Read Variations on a Theme Page 21


  ~-o0O0o-~

  Roger woke me early.

  There was a sheepish grin on his face as he placed a plate of bacon and eggs on my lap.

  “No standing on ceremony old chap,” he said. “Just tuck in.”

  He still looked pale, but not in any imminent danger of keeling over.

  “What about last night… What...?”

  He didn't let me finish.

  “Breakfast first, to set you up for the day ahead. I'll explain soon. I promise.”

  He stoked the fire while I ate. The bacon was burnt and the eggs fried until I could have bounced them on the floor, but I do believe it was the most welcome breakfast of my life.

  “Don't you have servants for that?” I mumbled through some soggy toast as he poked at the embers.

  Once more he grinned as he stood away from the grate.

  “They all left. The piano playing got too much for them,” he said, and laughed loudly, so much so that I could almost believe that last night's escape had been no more than the fevered dream of a tired man.

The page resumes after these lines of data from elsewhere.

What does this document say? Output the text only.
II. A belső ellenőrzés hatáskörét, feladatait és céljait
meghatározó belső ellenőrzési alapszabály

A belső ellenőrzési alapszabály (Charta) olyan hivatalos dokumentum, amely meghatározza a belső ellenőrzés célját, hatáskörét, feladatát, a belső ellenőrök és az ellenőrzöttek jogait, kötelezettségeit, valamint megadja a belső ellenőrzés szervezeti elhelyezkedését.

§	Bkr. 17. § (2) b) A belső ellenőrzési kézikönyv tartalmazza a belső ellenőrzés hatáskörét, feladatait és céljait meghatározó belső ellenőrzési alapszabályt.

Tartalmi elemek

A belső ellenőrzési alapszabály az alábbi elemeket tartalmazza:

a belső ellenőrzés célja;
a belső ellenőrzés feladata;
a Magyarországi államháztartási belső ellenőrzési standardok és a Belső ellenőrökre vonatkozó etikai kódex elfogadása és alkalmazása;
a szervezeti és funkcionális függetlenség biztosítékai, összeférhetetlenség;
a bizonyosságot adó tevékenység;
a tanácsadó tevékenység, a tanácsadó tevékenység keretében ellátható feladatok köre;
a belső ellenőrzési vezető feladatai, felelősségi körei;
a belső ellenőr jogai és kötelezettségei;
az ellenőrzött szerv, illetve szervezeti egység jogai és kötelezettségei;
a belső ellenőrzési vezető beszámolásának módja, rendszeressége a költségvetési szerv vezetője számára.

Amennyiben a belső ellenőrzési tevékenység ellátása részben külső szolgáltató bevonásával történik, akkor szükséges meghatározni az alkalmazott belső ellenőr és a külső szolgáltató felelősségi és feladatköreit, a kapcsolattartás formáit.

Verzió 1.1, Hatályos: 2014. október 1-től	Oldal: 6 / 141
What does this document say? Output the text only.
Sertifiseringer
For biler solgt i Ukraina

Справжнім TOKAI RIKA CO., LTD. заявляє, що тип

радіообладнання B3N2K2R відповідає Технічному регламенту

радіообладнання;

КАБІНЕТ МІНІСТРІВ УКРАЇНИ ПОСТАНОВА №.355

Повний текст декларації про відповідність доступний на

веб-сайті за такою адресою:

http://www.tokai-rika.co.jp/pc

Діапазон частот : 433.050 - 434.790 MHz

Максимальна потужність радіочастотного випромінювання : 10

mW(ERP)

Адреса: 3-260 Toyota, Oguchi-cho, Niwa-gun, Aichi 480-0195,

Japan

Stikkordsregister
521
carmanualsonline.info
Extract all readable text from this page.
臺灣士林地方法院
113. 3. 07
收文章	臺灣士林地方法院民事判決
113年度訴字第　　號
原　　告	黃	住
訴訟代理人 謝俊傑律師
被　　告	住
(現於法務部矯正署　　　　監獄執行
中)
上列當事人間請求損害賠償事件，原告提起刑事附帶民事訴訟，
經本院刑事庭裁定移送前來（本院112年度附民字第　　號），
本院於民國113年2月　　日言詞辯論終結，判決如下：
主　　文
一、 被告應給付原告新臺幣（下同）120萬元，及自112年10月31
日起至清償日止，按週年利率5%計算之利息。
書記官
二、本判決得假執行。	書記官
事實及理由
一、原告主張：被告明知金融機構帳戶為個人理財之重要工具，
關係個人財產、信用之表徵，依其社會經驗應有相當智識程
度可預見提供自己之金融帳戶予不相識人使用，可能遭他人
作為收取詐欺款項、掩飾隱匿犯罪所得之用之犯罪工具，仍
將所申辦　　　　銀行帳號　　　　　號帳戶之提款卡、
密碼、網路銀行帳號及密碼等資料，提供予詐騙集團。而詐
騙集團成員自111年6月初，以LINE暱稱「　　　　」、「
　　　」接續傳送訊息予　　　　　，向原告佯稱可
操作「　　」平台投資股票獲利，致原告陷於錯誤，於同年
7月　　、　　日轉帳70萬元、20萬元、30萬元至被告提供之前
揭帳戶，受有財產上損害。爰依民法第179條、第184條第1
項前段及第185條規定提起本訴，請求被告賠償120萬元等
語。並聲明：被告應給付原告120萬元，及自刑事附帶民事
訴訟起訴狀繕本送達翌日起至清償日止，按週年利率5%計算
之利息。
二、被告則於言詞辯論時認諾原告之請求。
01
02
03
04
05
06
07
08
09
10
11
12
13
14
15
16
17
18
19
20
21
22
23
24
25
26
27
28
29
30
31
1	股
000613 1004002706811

  “Now finish that off,” he said. “I have something else to show you… something that only you can help me with.”

  I wolfed down the last of the toast and followed him out of the room.

  He was more animated this morning, more like the boy I knew at Oxford.

  “This place is ancient,” he said as he led me through to a scullery that was piled high with unwashed dishes and pots. “The first of my line built it nigh on seven hundred years ago…. And there have always been stories told that he built it atop a far older settlement.”

  He opened a door, revealing a set of steps leading down into what I took to be a cellar.

  “I got bored in the summer and decided to do some impromptu archaeology.”

  He lit a firebrand and led me down a winding staircase which opened out some twenty feet below into a large chamber.

  It was immediately obvious that it was man made. The walls were built of large blocks of sandstone. I had visited several Neolithic tombs, in Carnac, in Orkney and on Salisbury Plain. This gave the same sense of age, of a time long past. What I hadn't expected, what was completely different, was the overwhelming feeling that this place was in use. The walls ran damp and there was a salt tang in the air but there was no sign of moss or lichen on the walls - only the damp glistening stone.

  Roger moved over to one wall and held the firebrand closer.

  “Here,” he said. “Here's why I called for you.”

  The wall was covered in small, tightly packed carvings. At first I thought it might be a language, but it was none that I recognised from my studies, indeed, it bore no resemblance to anything I had ever seen before.

  “I can't make head or tail of them,” Roger said. “But I believe they hold the secret.”

  I followed him as he walked, lighting stone after stone covered in the densely packed markings.

  “Whatever they are, it'll take weeks just to transcribe them.”

  Roger smiled again, the red from the torchlight casting a demonic cast to his visage.

  “Three months, two weeks and four days. Come, I'll show you.”

  He bounded back up the stairway, leaving me momentarily alone there in the dark.

  “Come on then,” he shouted. “You didn't come all this way for nothing did you?”

  I followed the fading glow of his firebrand up the twists of the staircase, and eventually found Roger back in the hall by the fireplace.

  He thrust a thick sheaf of papers at me.

  “I've no idea what might be the start or end point,” he said as I took them from him and sat in the armchair. He hovered around me like an excited puppy until I was forced to admonish him.

  “Roger, give me some time. This will not be easy. If you must do something, fetch my pipe from my overcoat.”

  He grinned again, and I began to believe that my old friend wasn't so far beneath the surface after all.